BLACK HISTORY MONTH: Black and Blessed

*Celebrating Black History Month

**At the close of Black History Month let’s take a look at ourselves and our country. DSM/Calamity**

BLACK HISTORY MONTH: Black and Blessed

By Wes & Anna Hessel

 

A Black Mark Not On Our History

As Black History Month comes to a close, we must actively insure that the true history of Black Americans is told. All of it. The dark and the glorious. How this story ends will be a predictor of how our nation embraces our black brothers and moves forward.  We all recall as children eating peanut butter spread on crackers as we learned about George Washington Carver, but no other significant Black history was ever taught, at least any school I ever attended. African-American history remains mostly hidden and not taught in schools.

Inventors and Heroes

It is not a significant part of any school curriculums and it should be.  An accurate depiction of the history and culture of African-Americans must become part of American history classes.  Teaching a truthful history lends respect to those activities could over a generation change core attitudes. The history of blacks in America is our history, some dark and tragic, some brilliant and glorious.
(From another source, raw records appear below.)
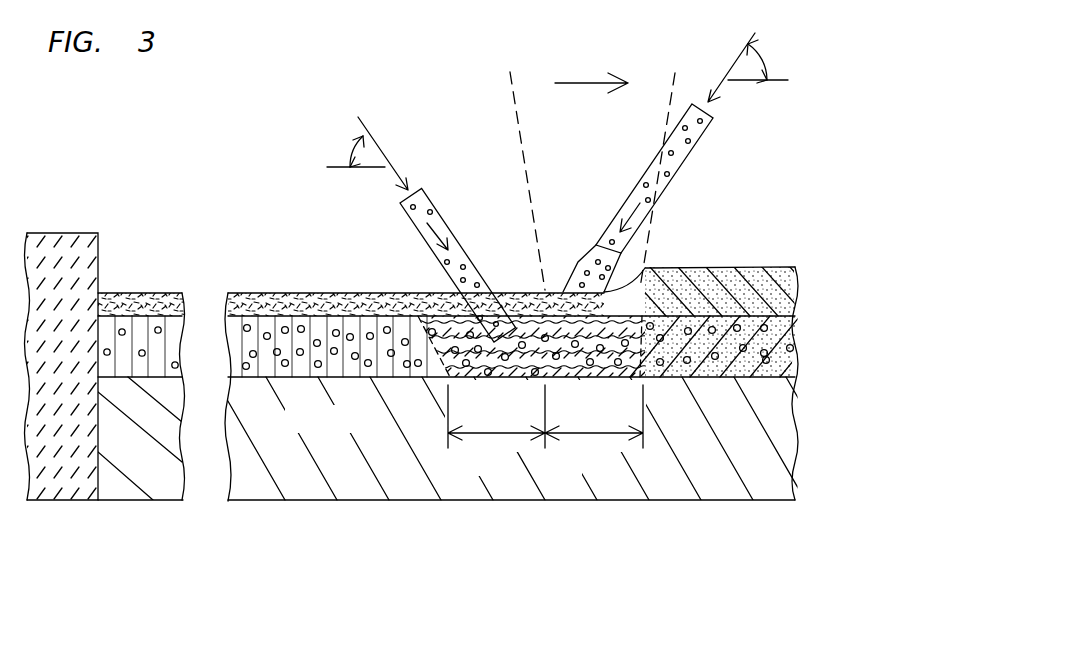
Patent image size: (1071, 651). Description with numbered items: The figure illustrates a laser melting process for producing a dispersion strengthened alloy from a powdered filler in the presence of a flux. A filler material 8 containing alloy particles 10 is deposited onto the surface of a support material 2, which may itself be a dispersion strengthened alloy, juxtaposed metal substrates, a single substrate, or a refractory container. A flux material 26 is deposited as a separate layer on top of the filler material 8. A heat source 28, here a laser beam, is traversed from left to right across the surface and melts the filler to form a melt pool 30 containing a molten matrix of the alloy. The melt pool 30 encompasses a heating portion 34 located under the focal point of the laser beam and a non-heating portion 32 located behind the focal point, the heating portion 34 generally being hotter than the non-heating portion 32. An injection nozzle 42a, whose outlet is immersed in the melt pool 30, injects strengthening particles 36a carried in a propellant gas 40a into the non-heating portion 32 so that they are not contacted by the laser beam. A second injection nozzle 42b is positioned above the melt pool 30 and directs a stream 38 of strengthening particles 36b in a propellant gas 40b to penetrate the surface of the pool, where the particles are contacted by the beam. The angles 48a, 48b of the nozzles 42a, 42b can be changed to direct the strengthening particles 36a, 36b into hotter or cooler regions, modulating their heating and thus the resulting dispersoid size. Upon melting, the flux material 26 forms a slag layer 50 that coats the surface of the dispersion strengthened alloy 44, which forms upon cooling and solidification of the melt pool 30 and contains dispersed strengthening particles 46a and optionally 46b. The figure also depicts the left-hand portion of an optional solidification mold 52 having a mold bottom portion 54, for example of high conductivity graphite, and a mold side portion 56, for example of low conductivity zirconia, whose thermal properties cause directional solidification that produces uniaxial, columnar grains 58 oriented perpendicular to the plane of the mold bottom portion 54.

The support material 2 is at (355, 483).
The filler material 8 is at (780, 338).
The alloy particles 10 is at (772, 361).
The flux material 26 is at (777, 293).
The heat source 28 is at (520, 150).
The melt pool 30 is at (533, 350).
The non-heating portion 32 is at (510, 437).
The heating portion 34 is at (600, 437).
The strengthening particles 36a is at (433, 332).
The strengthening particles 36b is at (644, 183).
The stream 38 is at (583, 255).
The propellant gas 40a is at (432, 242).
The propellant gas 40b is at (633, 217).
The injection nozzle 42a is at (407, 213).
The injection nozzle 42b is at (687, 163).
The dispersion strengthened alloy 44 is at (267, 327).
The dispersed strengthening particles 46a is at (350, 334).
The dispersed strengthening particles 46b is at (368, 367).
The angle 48a is at (365, 134).
The angle 48b is at (758, 50).
The slag layer 50 is at (288, 310).
The solidification mold 52 is at (73, 214).
The mold bottom portion 54 is at (158, 483).
The mold side portion 56 is at (60, 483).
The uniaxial grains 58 is at (277, 356).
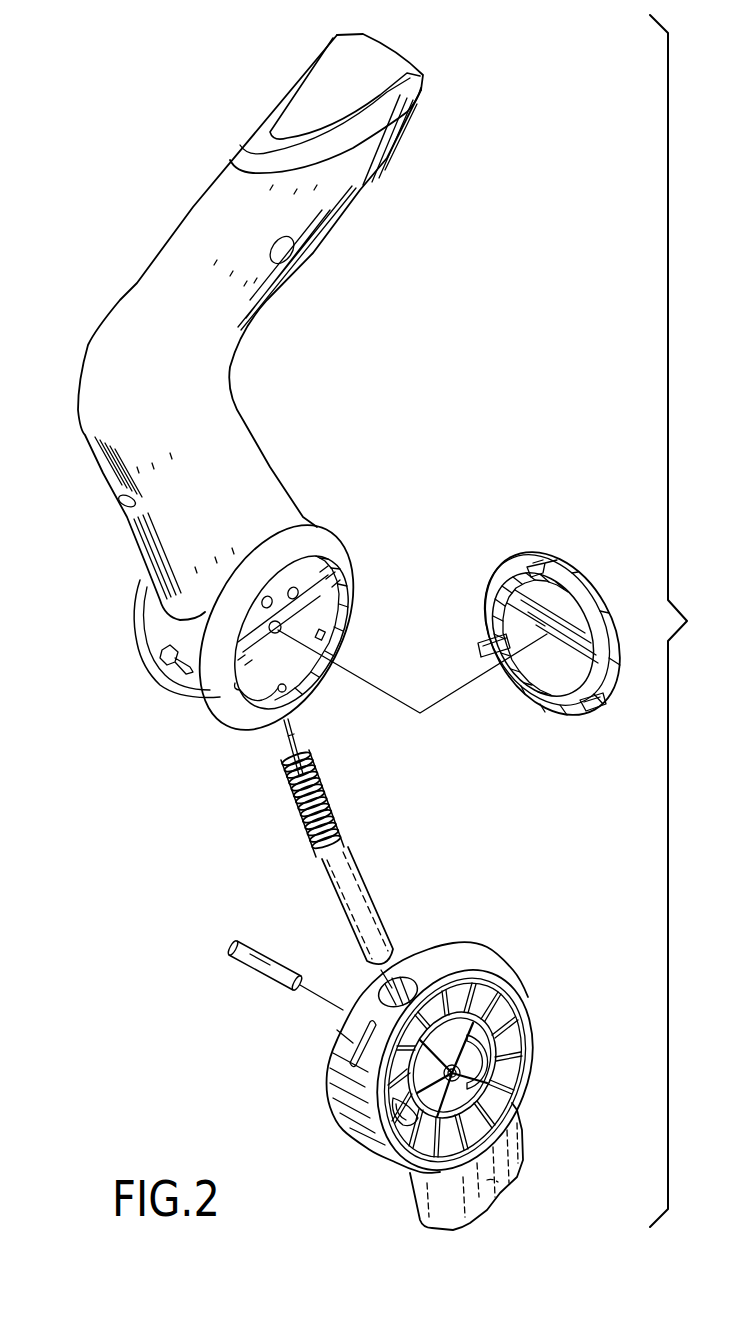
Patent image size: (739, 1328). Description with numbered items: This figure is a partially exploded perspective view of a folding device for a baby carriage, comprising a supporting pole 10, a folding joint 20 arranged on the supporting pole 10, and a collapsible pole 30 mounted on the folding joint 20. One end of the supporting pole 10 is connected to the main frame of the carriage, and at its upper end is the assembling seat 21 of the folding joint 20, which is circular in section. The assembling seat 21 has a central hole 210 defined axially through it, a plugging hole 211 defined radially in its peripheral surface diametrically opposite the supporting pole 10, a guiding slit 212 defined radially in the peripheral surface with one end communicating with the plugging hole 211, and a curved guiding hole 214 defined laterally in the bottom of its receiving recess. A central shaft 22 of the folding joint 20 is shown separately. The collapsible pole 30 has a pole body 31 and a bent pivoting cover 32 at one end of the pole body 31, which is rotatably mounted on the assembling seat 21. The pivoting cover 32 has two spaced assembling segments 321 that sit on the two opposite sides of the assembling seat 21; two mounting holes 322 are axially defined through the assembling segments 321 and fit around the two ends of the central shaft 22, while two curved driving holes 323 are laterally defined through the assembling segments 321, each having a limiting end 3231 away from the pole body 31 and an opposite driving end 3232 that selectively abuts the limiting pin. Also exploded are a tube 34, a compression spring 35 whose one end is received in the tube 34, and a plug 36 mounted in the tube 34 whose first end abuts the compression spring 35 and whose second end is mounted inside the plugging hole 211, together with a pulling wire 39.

The supporting pole 10 is at (533, 1138).
The folding joint 20 is at (535, 997).
The assembling seat 21 is at (533, 1077).
The central shaft 22 is at (260, 967).
The collapsible pole 30 is at (182, 185).
The pole body 31 is at (317, 82).
The pivoting cover 32 is at (143, 297).
The tube 34 is at (370, 882).
The compression spring 35 is at (303, 818).
The plug 36 is at (353, 900).
The pulling wire 39 is at (294, 742).
The central hole 210 is at (458, 1072).
The plugging hole 211 is at (414, 985).
The guiding slit 212 is at (377, 1022).
The guiding hole 214 is at (405, 1118).
The assembling segments 321 is at (350, 570).
The mounting holes 322 is at (282, 626).
The driving holes 323 is at (262, 722).
The limiting end 3231 is at (287, 690).
The driving end 3232 is at (235, 695).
It is time we as a country accept that not all history worth being written down and taught was that of  white men.   The poem that became the lyrics of our National Anthem was written by an attorney who had little or no respect for Black people.   We now must educate about the atrocities of slavery and the important roles Blacks have played and continue to play in our history and our future.

Nothing New

Various peoples of Africa were brought to the “New World” as slaves, bought, sold, and treated like the property they were considered to be, not the persons of rich culture and tradition they had been.  The “first” African slaves brought to what is now the United States is typically thought to be a load of captives from what is now Angola, sold to Jamestown Governor George Yeardley and Abraham Piersey, the colony’s trade head, for food, near the end of August 1619.